Many of the NoSQL sources scale better than a normal database and are available cheap. Oracle costs a fortune, and if you want to run Oracle on a cluster good luck. They also don't let you publish benchmarks without their permission. But most people I know who use Oracle claim it totally beats everything else (without further clarification). DB2 includes a cluster edition that is also quite good. It uses a shared nothing architecture. But none of these solutions are free. Also teradata is also cited as a good parallel database. If you are a start-up and your choice is a NoSQL solution that is almost free or 100,000+ for some commercial parallel database, which do you go to?
But no matter what you will consume resources with a relationship database on ensuring consistency (which many times is what you want but not 100% of the time). Amazon's Dynamo works by not caring so much about consistency and trading consistency for availability of the overall service. For a shopping cart it is fine, but you wouldn't want to do your credit card processing using it. Google's GFS is optimized to do the file operations that google does the most. However there was an article in the ACM not that long ago comparing Map Reduce (Hadoop's implementation) against two parallel databases, and it lost. OF course the Parallel Databases were all not free....and hadoop is....
So overall I'd say the decision comes down to price mostly (as it does with most startups). If you can make do with one server than sure do PostgreSQL (or mySQL...although they always tried to force licensing for commercial products even though it is GPL...). If you need a cluster, both have clustering solutions, but as far as I can tell they are not as good as the commercial Parallel databases. If you have lots of money then sure go with Oracle, it seems through word of mouth Oracle is the best for both parallel and stand alone in terms of performance. DB2 was good enough for a former job. They had terabytes in the mid 1990's using about 20 servers. Now that the hardware is much better I'm sure it scales even better.... But if money is a consideration, then go with an open source noSQL solution. A lot of people now swear by Cassandra, I haven't had a chance to check it out yet.
I'm still fuzzy on what NoSQL is supposed to be and what it is supposed to bring to the table.
From what I've understood, it's basically a common banner for various different databases that all share the common property of not being relational databases and not providing ACID guarantees.
If so, it seems to me that the whole NoSQL vs. RDMBS debate is about a false dichotomy. There are some applications where a relational database is the right tool for the job, and there are some where a relational database is not the right tool for the job. In some of those latter cases, one of the NoSQL databases may be the right thing.

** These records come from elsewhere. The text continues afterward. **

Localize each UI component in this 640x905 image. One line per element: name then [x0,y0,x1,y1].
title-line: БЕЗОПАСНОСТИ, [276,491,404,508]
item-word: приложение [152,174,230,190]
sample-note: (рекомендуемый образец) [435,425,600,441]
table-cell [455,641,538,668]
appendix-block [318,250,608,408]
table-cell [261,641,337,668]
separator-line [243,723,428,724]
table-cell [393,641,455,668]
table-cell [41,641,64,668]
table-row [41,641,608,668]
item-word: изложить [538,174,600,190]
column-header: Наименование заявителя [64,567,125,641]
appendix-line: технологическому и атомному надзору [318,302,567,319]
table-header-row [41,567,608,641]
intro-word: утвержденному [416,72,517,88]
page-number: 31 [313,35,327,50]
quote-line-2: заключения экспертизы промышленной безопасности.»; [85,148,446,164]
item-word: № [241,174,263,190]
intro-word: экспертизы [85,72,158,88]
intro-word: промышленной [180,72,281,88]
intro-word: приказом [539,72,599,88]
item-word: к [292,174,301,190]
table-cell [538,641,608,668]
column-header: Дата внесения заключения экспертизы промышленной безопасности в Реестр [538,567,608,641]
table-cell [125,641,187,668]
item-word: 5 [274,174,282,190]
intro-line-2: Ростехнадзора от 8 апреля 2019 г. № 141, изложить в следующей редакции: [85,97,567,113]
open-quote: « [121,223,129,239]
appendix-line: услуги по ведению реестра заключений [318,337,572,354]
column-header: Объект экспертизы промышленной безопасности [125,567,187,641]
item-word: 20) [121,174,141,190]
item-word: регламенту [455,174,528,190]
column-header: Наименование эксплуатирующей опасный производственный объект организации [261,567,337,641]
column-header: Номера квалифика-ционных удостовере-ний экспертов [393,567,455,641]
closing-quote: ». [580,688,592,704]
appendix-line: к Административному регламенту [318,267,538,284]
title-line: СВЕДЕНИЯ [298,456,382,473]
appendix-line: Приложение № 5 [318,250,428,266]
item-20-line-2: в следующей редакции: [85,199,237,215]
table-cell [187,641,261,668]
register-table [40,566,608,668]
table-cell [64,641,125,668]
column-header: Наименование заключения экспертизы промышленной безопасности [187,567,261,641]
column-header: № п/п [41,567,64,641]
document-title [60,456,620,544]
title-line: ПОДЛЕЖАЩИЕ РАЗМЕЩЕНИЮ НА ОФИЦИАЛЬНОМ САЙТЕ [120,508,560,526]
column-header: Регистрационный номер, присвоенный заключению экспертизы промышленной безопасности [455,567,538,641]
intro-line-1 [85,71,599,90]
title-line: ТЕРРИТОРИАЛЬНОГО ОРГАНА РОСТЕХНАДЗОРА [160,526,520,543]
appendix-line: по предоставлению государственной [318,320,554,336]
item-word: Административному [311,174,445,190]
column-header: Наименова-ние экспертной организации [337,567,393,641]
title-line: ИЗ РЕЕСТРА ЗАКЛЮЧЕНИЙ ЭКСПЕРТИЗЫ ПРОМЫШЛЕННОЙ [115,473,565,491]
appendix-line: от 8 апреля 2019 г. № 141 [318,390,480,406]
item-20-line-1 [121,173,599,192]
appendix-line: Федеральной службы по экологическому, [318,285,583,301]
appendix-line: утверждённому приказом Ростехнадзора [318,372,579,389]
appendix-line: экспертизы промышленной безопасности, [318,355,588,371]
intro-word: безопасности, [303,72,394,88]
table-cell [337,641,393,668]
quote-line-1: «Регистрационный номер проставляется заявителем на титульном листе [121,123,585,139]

This is nothing new. Non-relational databases have been used on Unix for a long time, and are even a standard part of POSIX (see for example the manpage for dbm_open). It's also long been known that, for example, Berkeley DB can be a lot faster than an RDBMS - as long as your application doesn't make use of all the features an RDBMS provides. Lots of programs even don't use one of these database systems, but invent their own, custom format. Git is a very successful example of this.

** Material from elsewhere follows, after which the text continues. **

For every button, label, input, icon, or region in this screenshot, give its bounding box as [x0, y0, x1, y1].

To me, it seems that what we are seeing here is loads of people who had learned to use relational databases for all their storage needs discovering that there are other ways to store data, and that one of those methods may work better than an RDMBS for a particular application. Well, yes. Does that surprise anyone? It sure doesn't surprise me. Does it mean that RDMBSes are now useless? Not at all. Does it mean you should use a non-relational storage system where this makes more sense? Of course! Now, can we please get back to work? I don't see the point of having a holy war over whether RDBMS or NoSQL is better, when common sense says that they both have their uses.
Please correct me if I got my facts wrong.
No, he's saying he can't wait for the _hype_ over NoSQL to die.